Wiz: 12 Percent Of VMware ESXi Servers Need Patching For Widely Exploited Vulnerability

Thousands of servers running older versions of the VMware hypervisor are vulnerable to attacks by the ‘ESXiArgs’ ransomware, according to researchers.


Cybersecurity firm Wiz disclosed research on Tuesday showing that more than one in 10 servers running the VMware ESXi hypervisor are unpatched against a two-year-old vulnerability that is now being exploited in a widespread ransomware attack.

In a blog post, Wiz said that its data shows that 12 percent of VMware ESXi servers remain unpatched against the flaw, and are therefore still vulnerable to an attack from the “ESXiArgs” ransomware.

[Related: Patching Urged For ‘Critical’ VMware vRealize Vulnerabilities]

Sponsored post

“Attacks utilizing this vulnerability to install ransomware have been discovered worldwide, though mostly in Europe,” Wiz said in the post.

The targets are “primarily” VMware ESXi servers that run versions of the hypervisor prior to 7.0 U3i, “which are accessible through the OpenSLP port 427.” The vulnerability — first disclosed in 2021 and tracked at CVE-2021-21974 — specifically affects the OpenSLP service in older versions of ESXi, and can be exploited to enable remote execution of code.

The ESXiArgs ransomware campaign has struck thousands of VMware ESXi servers over the past few days, researchers have disclosed.

Data from cybersecurity firm Censys, which was initially reported by Bleeping Computer, shows that 308 servers in the U.S. and 211 servers in Canada are currently impacted by the ransomware. That’s down from 362 U.S. servers and 240 Canadian servers as of Monday evening.

The U.S. and Canada continue to rank second and fourth, respectively, in terms of the countries hardest hit by the ESXiArgs ransomware campaign.

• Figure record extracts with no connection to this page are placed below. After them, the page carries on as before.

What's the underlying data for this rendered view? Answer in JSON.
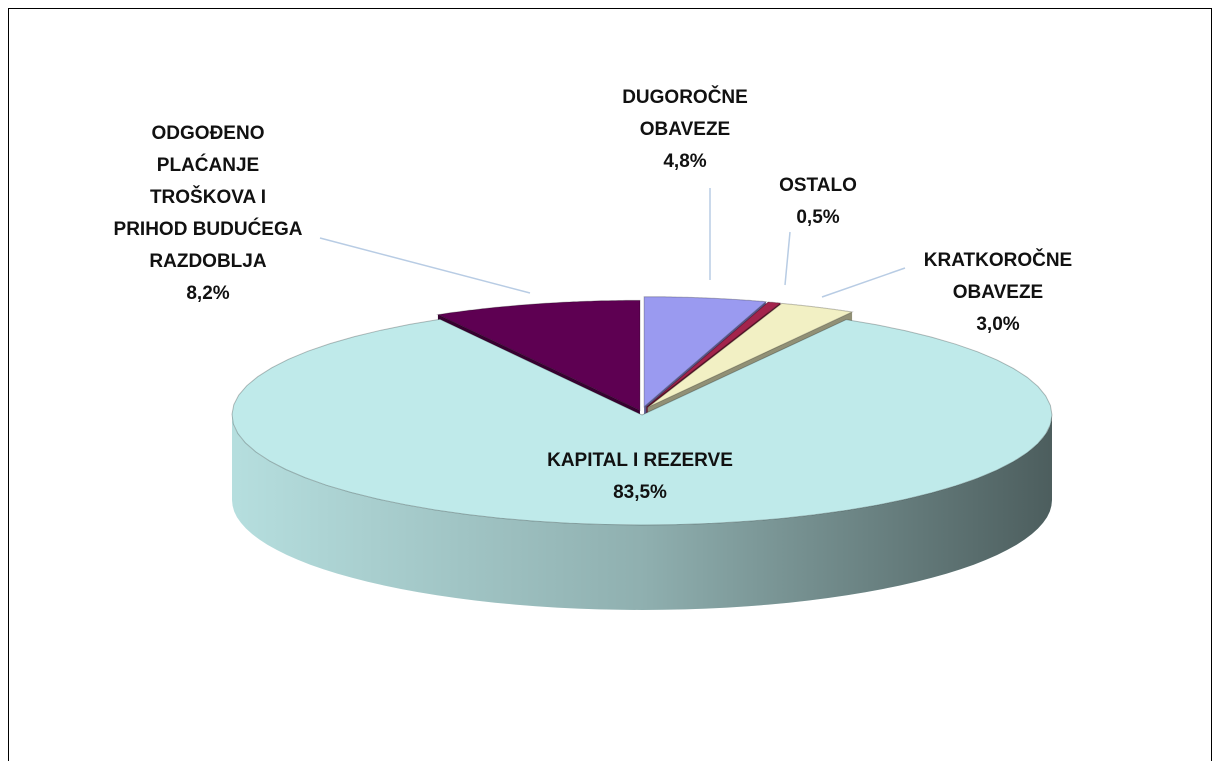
{
  "chart_data": {
    "type": "pie",
    "categories": [
      "DUGOROČNE OBAVEZE",
      "OSTALO",
      "KRATKOROČNE OBAVEZE",
      "KAPITAL I REZERVE",
      "ODGOĐENO PLAĆANJE TROŠKOVA I PRIHOD BUDUĆEGA RAZDOBLJA"
    ],
    "values": [
      4.8,
      0.5,
      3.0,
      83.5,
      8.2
    ],
    "value_labels": [
      "4,8%",
      "0,5%",
      "3,0%",
      "83,5%",
      "8,2%"
    ],
    "colors": [
      "#9a9af0",
      "#a3244c",
      "#f2f0c4",
      "#bfeaea",
      "#5e0052"
    ]
  }
}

VMware noted that there’s a correlation between the cyberattacks and servers that are either at end-of-support or “significantly out-of-date.”

The OpenSLP service was disabled in ESXi in 2021 starting with ESXi 7.0 U2c and ESXi 8.0 GA, VMware said.

The company said Monday that it’s “advising customers to upgrade to the latest available supported releases of vSphere components to address currently known vulnerabilities,” and that it also continues to recommend that customers disable the OpenSLP service in ESXi.

“VMware has not found evidence that suggests an unknown vulnerability (0-day) is being used to propagate the ransomware used in these recent attacks,” the company said.